Indianische Renaissance

Im Jahr 1992 schickte sich der Kolonialstaat und seine weiße Regierung an, im Beisein vieler geladener Gäste, vor allem aus Europa, den fünfhundertsten Jahrestag der „Entdeckung Amerikas“ durch Christoph Kolumbus zu feiern. Auf dem Prado in La Paz, vor einer weißen Marmorsäule, auf welchem der „Entdecker“ thront, und in der Kathedrale auf der Plaza Murillo war ein Te Deum geplant in Anwesenheit von Dutzenden Kardinälen, Bischöfen und Erzbischöfen, die aus ganz Lateinamerika und Europa zusammengekommen waren.
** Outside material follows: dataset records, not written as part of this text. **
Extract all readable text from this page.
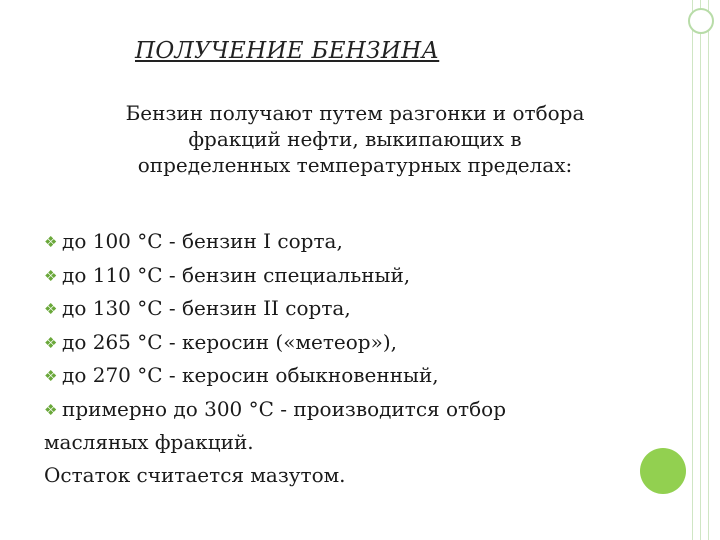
ПОЛУЧЕНИЕ БЕНЗИНА

Бензин получают путем разгонки и отбора
фракций нефти, выкипающих в
определенных температурных пределах:

❖ до 100 °С - бензин I сорта,
❖ до 110 °С - бензин специальный,
❖ до 130 °С - бензин II сорта,
❖ до 265 °С - керосин («метеор»),
❖ до 270 °С - керосин обыкновенный,
❖ примерно до 300 °С - производится отбор
масляных фракций.
Остаток считается мазутом.
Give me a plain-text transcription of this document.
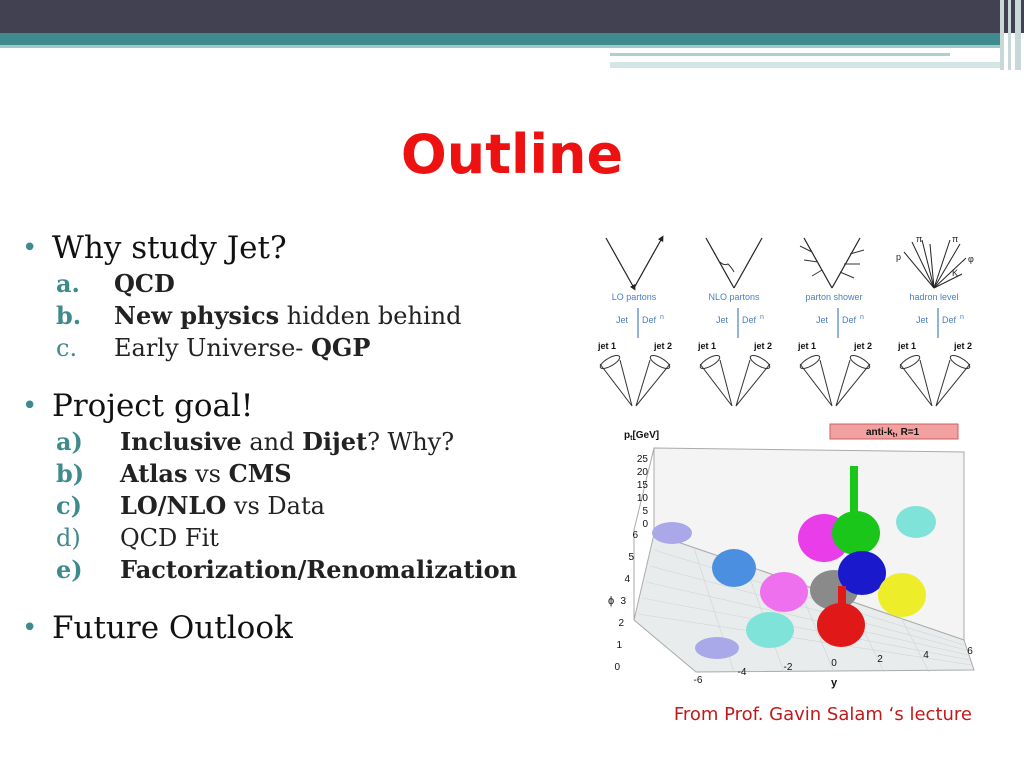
Outline
• Why study Jet?
a. QCD
b. New physics hidden behind
c. Early Universe- QGP
• Project goal!
a) Inclusive and Dijet? Why?
b) Atlas vs CMS
c) LO/NLO vs Data
d) QCD Fit
e) Factorization/Renomalization
• Future Outlook
p
π	π
φ
K
LO partons	NLO partons	parton shower	hadron level
Jet Def n	Jet Def n	Jet Def n	Jet Def n
jet 1	jet 2	jet 1	jet 2	jet 1	jet 2	jet 1	jet 2
anti-$k_t$, R=1
$p_t[GeV]$
25
20
15
10
5
0
6
5
4
3
2
1
0
ϕ
-6
-4	-2	0	2	4	6
y
From Prof. Gavin Salam ‘s lecture
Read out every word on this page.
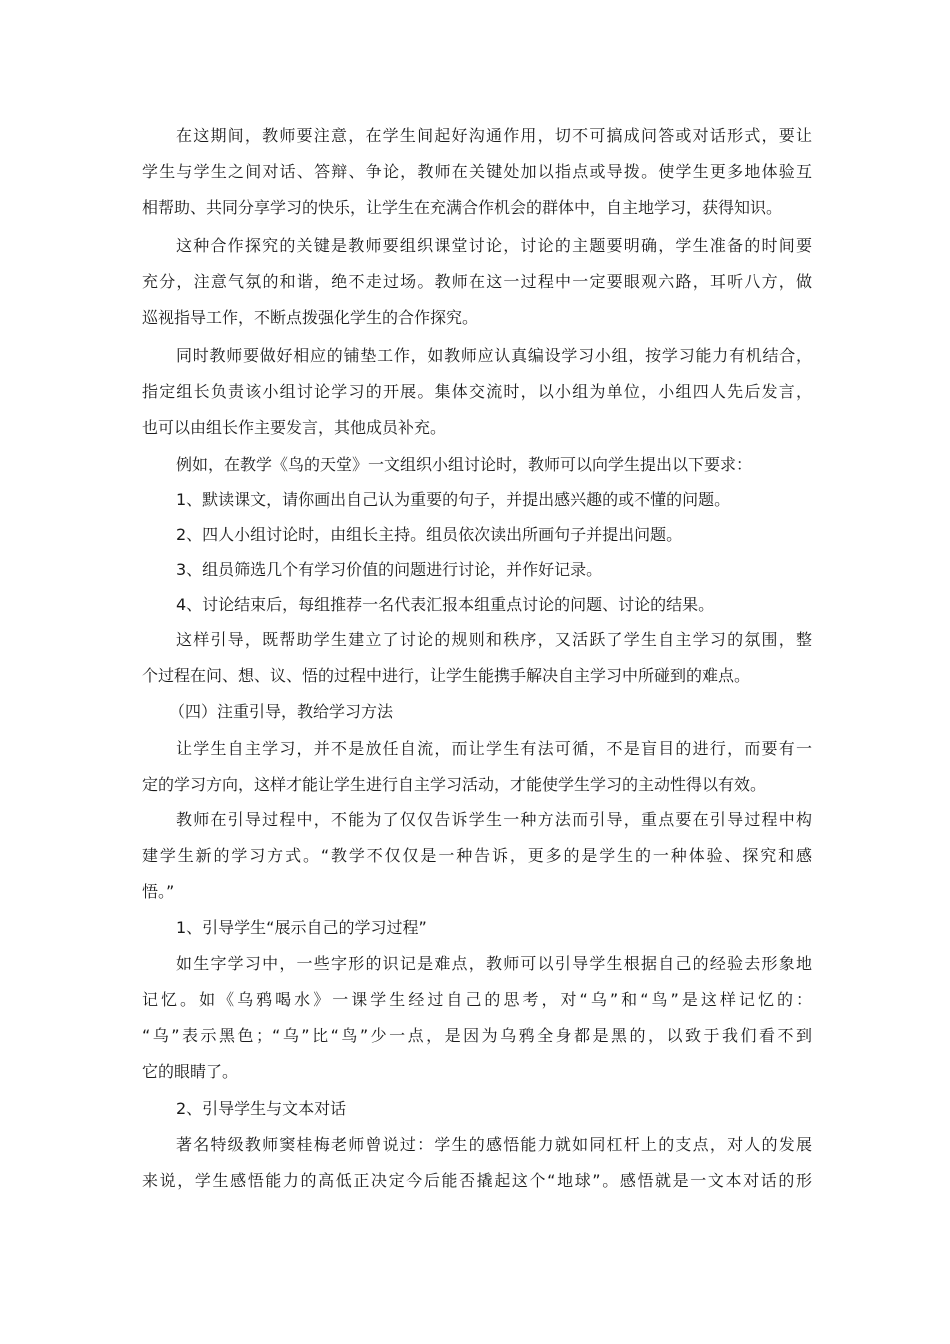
在这期间，教师要注意，在学生间起好沟通作用，切不可搞成问答或对话形式，要让
学生与学生之间对话、答辩、争论，教师在关键处加以指点或导拨。使学生更多地体验互
相帮助、共同分享学习的快乐，让学生在充满合作机会的群体中，自主地学习，获得知识。
这种合作探究的关键是教师要组织课堂讨论，讨论的主题要明确，学生准备的时间要
充分，注意气氛的和谐，绝不走过场。教师在这一过程中一定要眼观六路，耳听八方，做
巡视指导工作，不断点拨强化学生的合作探究。
同时教师要做好相应的铺垫工作，如教师应认真编设学习小组，按学习能力有机结合，
指定组长负责该小组讨论学习的开展。集体交流时，以小组为单位，小组四人先后发言，
也可以由组长作主要发言，其他成员补充。
例如，在教学《鸟的天堂》一文组织小组讨论时，教师可以向学生提出以下要求：
1、默读课文，请你画出自己认为重要的句子，并提出感兴趣的或不懂的问题。
2、四人小组讨论时，由组长主持。组员依次读出所画句子并提出问题。
3、组员筛选几个有学习价值的问题进行讨论，并作好记录。
4、讨论结束后，每组推荐一名代表汇报本组重点讨论的问题、讨论的结果。
这样引导，既帮助学生建立了讨论的规则和秩序，又活跃了学生自主学习的氛围，整
个过程在问、想、议、悟的过程中进行，让学生能携手解决自主学习中所碰到的难点。
（四）注重引导，教给学习方法
让学生自主学习，并不是放任自流，而让学生有法可循，不是盲目的进行，而要有一
定的学习方向，这样才能让学生进行自主学习活动，才能使学生学习的主动性得以有效。
教师在引导过程中，不能为了仅仅告诉学生一种方法而引导，重点要在引导过程中构
建学生新的学习方式。“教学不仅仅是一种告诉，更多的是学生的一种体验、探究和感
悟。”
1、引导学生“展示自己的学习过程”
如生字学习中，一些字形的识记是难点，教师可以引导学生根据自己的经验去形象地
记忆。如《乌鸦喝水》一课学生经过自己的思考，对“乌”和“鸟”是这样记忆的：
“乌”表示黑色；“乌”比“鸟”少一点，是因为乌鸦全身都是黑的，以致于我们看不到
它的眼睛了。
2、引导学生与文本对话
著名特级教师窦桂梅老师曾说过：学生的感悟能力就如同杠杆上的支点，对人的发展
来说，学生感悟能力的高低正决定今后能否撬起这个“地球”。感悟就是一文本对话的形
Doch am Morgen des 12. Oktobers, als sich ein schöner Tag des Andenfrühlings ankündigte, waren mehrere hunderttausend Aymaras, Quechuas, Moxos und Guaranis, in ihre traditionellen Trachten gekleidet, die Quenas und Bajones voran, die Frauen, die kleinsten Kinder in Tüchern aus Lamawolle auf dem Rücken, gemeinsam auf dem Weg zum Canyon von La Paz.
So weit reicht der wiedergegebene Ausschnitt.